According to Brewbound, the all-cash transaction will take place before the end of 2019, pending approval from regulators and New Belgium’s employees, who have collectively owned the company since 2012 via New Belgium’s Employee Stock Ownership Program, or ESOP. A sale price for New Belgium has not been disclosed at this time, but in an open letter penned by Kim Jordan says, “More than 300 employees are receiving over $100,000 of retirement money with some receiving significantly greater amounts.”

Jordan, who co-founded New Belgium in with Jeff Lebesch, will stay on at the brewery in an advisory role along Steve Fechheimer, who will retain his position as CEO, and the rest of New Belgium’s management team. The brewery also plans to remain headquartered in Fort Collins.

Jordan addressed some of New Belgium’s decision-making behind the sale in the aforementioned open letter to the brewery’s customers. In it, she points to the growing competition amongst American craft brewers, who now number over 7,500 in the U.S., and the need to balance the cash demands of the company’s ESOP and the operational needs for more capacity.

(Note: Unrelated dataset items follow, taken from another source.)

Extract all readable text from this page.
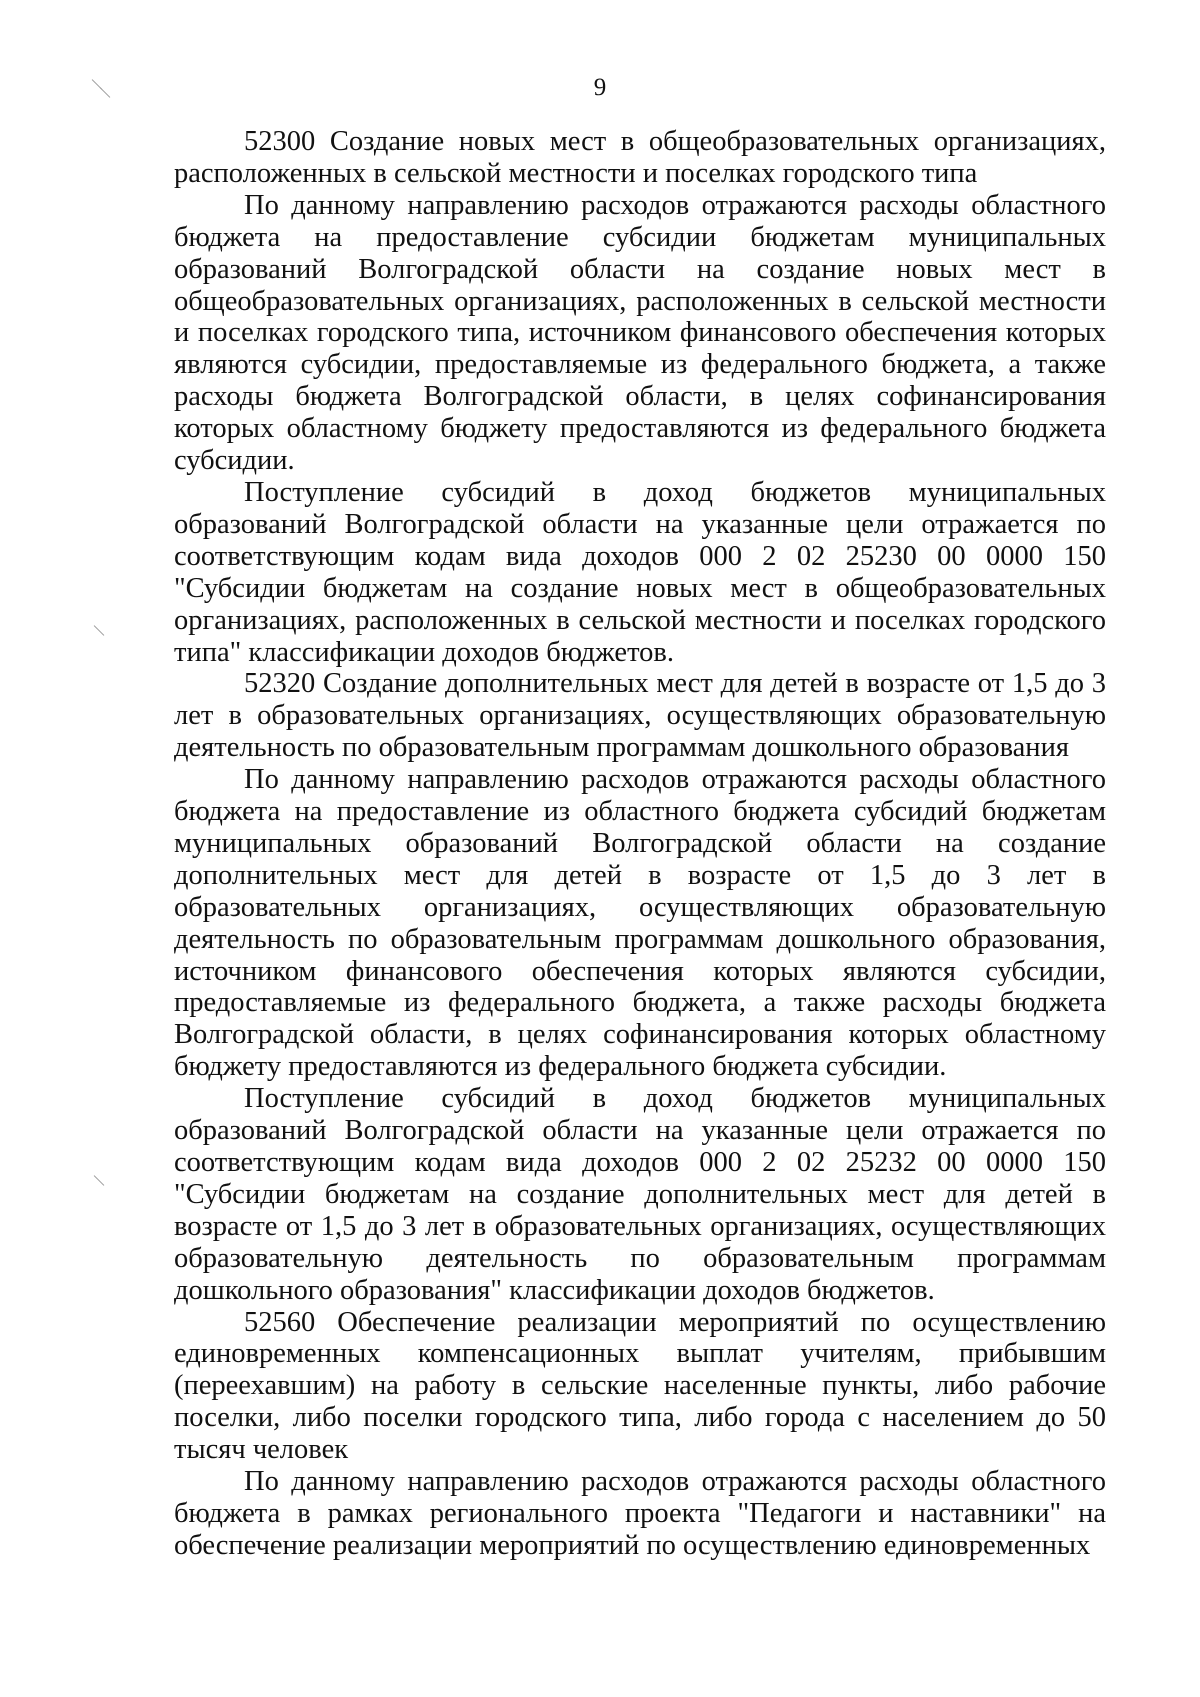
9

52300 Создание новых мест в общеобразовательных организациях, расположенных в сельской местности и поселках городского типа

По данному направлению расходов отражаются расходы областного бюджета на предоставление субсидии бюджетам муниципальных образований Волгоградской области на создание новых мест в общеобразовательных организациях, расположенных в сельской местности и поселках городского типа, источником финансового обеспечения которых являются субсидии, предоставляемые из федерального бюджета, а также расходы бюджета Волгоградской области, в целях софинансирования которых областному бюджету предоставляются из федерального бюджета субсидии.

Поступление субсидий в доход бюджетов муниципальных образований Волгоградской области на указанные цели отражается по соответствующим кодам вида доходов 000 2 02 25230 00 0000 150 "Субсидии бюджетам на создание новых мест в общеобразовательных организациях, расположенных в сельской местности и поселках городского типа" классификации доходов бюджетов.

52320 Создание дополнительных мест для детей в возрасте от 1,5 до 3 лет в образовательных организациях, осуществляющих образовательную деятельность по образовательным программам дошкольного образования

По данному направлению расходов отражаются расходы областного бюджета на предоставление из областного бюджета субсидий бюджетам муниципальных образований Волгоградской области на создание дополнительных мест для детей в возрасте от 1,5 до 3 лет в образовательных организациях, осуществляющих образовательную деятельность по образовательным программам дошкольного образования, источником финансового обеспечения которых являются субсидии, предоставляемые из федерального бюджета, а также расходы бюджета Волгоградской области, в целях софинансирования которых областному бюджету предоставляются из федерального бюджета субсидии.

Поступление субсидий в доход бюджетов муниципальных образований Волгоградской области на указанные цели отражается по соответствующим кодам вида доходов 000 2 02 25232 00 0000 150 "Субсидии бюджетам на создание дополнительных мест для детей в возрасте от 1,5 до 3 лет в образовательных организациях, осуществляющих образовательную деятельность по образовательным программам дошкольного образования" классификации доходов бюджетов.

52560 Обеспечение реализации мероприятий по осуществлению единовременных компенсационных выплат учителям, прибывшим (переехавшим) на работу в сельские населенные пункты, либо рабочие поселки, либо поселки городского типа, либо города с населением до 50 тысяч человек

По данному направлению расходов отражаются расходы областного бюджета в рамках регионального проекта "Педагоги и наставники" на обеспечение реализации мероприятий по осуществлению единовременных
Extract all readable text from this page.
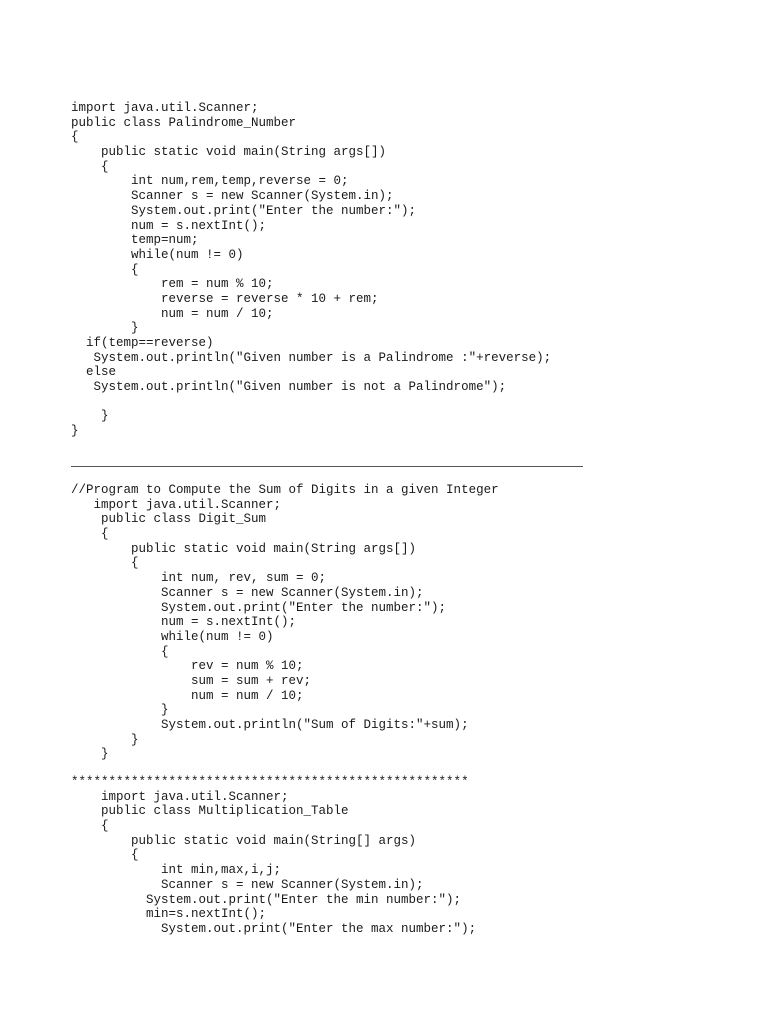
import java.util.Scanner;
public class Palindrome_Number
{
public static void main(String args[])
{
int num,rem,temp,reverse = 0;
Scanner s = new Scanner(System.in);
System.out.print("Enter the number:");
num = s.nextInt();
temp=num;
while(num != 0)
{
rem = num % 10;
reverse = reverse * 10 + rem;
num = num / 10;
}
if(temp==reverse)
System.out.println("Given number is a Palindrome :"+reverse);
else
System.out.println("Given number is not a Palindrome");
}
}
//Program to Compute the Sum of Digits in a given Integer
import java.util.Scanner;
public class Digit_Sum
{
public static void main(String args[])
{
int num, rev, sum = 0;
Scanner s = new Scanner(System.in);
System.out.print("Enter the number:");
num = s.nextInt();
while(num != 0)
{
rev = num % 10;
sum = sum + rev;
num = num / 10;
}
System.out.println("Sum of Digits:"+sum);
}
}
*****************************************************
import java.util.Scanner;
public class Multiplication_Table
{
public static void main(String[] args)
{
int min,max,i,j;
Scanner s = new Scanner(System.in);
System.out.print("Enter the min number:");
min=s.nextInt();
System.out.print("Enter the max number:");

“These are a lot of competing priorities and it has been difficult to do all of them as well as we’d like,” Jordan writes in the letter. “As we surveyed the landscape over the last several years, we found that options to raise capital while being an independent brewer weren’t realistic for us. Some of the most widely used options by craft brewers were going to compromise a lot about what makes New Belgium great; environmental sustainability, and a rich internal culture. Some of these were going to lead to cost-cutting or a lack of focus on sustainability. Having the support and resources of Lion Little World Beverages, allows us to attend to those competing priorities and utilize our brewery capacity to its fullest.”

Jordan also calls attention to New Belgium’s status as a B Corp, and underlined that the brewery would seek to become a carbon-neutral business in the coming years.  Lion Little World Beverages pledged within its press release that it is “Committed to protecting and nurturing New Belgium’s unique identity, culture, and brand as a leader in craft beer.”

New Belgium is quite the prize for the Australia-based Lion Little World, which was originally established in 2015 to grow the company’s portfolio outside of Australia, New Zealand, and Japan. They’ve certainly gotten that with New Belgium, which reached a brewing capacity of 850 thousand barrels in 2018, making up 3.3% of the United States’ entire craft beer production volume last year. Prior to their interest in New Belgium, Lion’s inroads to the United States beer market were limited to importing Australian brewery Little Creatures and owning a San Francisco brewpub, according to Brewbound.

Lion’s parent company, Kirin Holdings Company Limited, currently owns a 24.5% share of Brooklyn Brewery, one of the country’s 15 largest breweries—and by extension, Brooklyn’s minority shares in 21st Amendment Brewing (CA) and Funkwerks (CO). According to Brewbound, New Belgium’s current ownership stake in San Francisco’s Magnolia Brewery will also transfer to the Kirin–Lion portfolio.

New Belgium’s impending sale marks another major upheaval in the craft beer industry this year. Earlier in 2019, Boston Beer Company merged with Dogfish Head, and other former independents like Founders Brewing have also finalized the sale of their remaining stake in their respective breweries to major international distributors.